December 19, 2009

Why I Quit Facebook

As a pretty heavy Twitter user, it may seem strange that I quit Facebook on account of privacy concerns. But two posts—one from ReadWriteWeb and another from the Electronic Frontier Foundation—together do a pretty good job of summing up my concerns. The first describes a Facebook quiz developed by the American Civil Liberties Union designed to show Facebook users exactly what kinds of information about themselves and their friends they’re sharing when they add applications to their profiles. The answer: basically everything. The second describes the latest set of changes Facebook has made it its labyrinthine privacy policies. Facebook implements these changes every couple of months by means of simple click-through agreements, and, as in this case, they’re almost always designed to convince users to allow increased public and commercial access to their personal data and that of their friends.

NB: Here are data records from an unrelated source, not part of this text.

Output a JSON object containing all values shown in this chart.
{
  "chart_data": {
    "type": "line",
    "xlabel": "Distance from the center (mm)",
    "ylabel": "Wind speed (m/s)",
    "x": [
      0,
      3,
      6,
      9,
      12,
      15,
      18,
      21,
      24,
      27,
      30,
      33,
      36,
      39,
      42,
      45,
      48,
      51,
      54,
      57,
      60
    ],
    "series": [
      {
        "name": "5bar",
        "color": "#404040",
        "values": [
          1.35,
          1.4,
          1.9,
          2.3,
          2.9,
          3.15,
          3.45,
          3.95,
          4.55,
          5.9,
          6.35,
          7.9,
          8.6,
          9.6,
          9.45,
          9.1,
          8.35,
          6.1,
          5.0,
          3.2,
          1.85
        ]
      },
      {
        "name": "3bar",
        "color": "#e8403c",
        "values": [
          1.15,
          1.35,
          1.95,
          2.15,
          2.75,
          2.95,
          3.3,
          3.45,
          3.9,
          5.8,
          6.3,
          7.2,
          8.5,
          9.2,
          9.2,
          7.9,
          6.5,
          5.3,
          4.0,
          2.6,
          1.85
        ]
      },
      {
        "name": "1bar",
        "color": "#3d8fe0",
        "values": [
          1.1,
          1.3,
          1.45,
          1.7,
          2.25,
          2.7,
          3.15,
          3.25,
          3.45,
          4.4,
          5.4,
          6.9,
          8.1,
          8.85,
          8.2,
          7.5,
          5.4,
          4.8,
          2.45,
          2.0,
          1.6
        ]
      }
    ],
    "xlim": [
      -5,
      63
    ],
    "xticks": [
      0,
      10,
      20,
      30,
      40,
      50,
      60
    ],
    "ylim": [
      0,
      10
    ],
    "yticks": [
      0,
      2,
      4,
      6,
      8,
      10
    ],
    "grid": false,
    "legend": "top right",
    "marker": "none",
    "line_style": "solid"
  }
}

Everything on Twitter is right out there in the open. But that’s what I signed up for. Facebook, on the other hand, promises its users privacy, but (best case) does very little to protect it and (worst case) even seems ready to subvert it.

3 Comments

  1. I completely agree and I had signed off of Facebook for many of these same reasons. Then my son turned 13. We’d been holding him off of Facebook for more than a year, but it is such a central feature of early teen life that to continue to do so would be to consign him to one of the circles of hell. So I signed back on so that his Facebook friends include his (rats) father.

  2. My views on the matter are probably predictable, since I rarely consider myself a privacy advocate. But just think how impoverished our historical knowledge would be if the only census data that historians had access to came from those individuals who provided informed consent for the eventual release of their answers to census questions.

  3. True, but the imperatives and constraints of government and those of private corporations are very different. The U.S. Census isn’t looking to sell its data, at least not yet.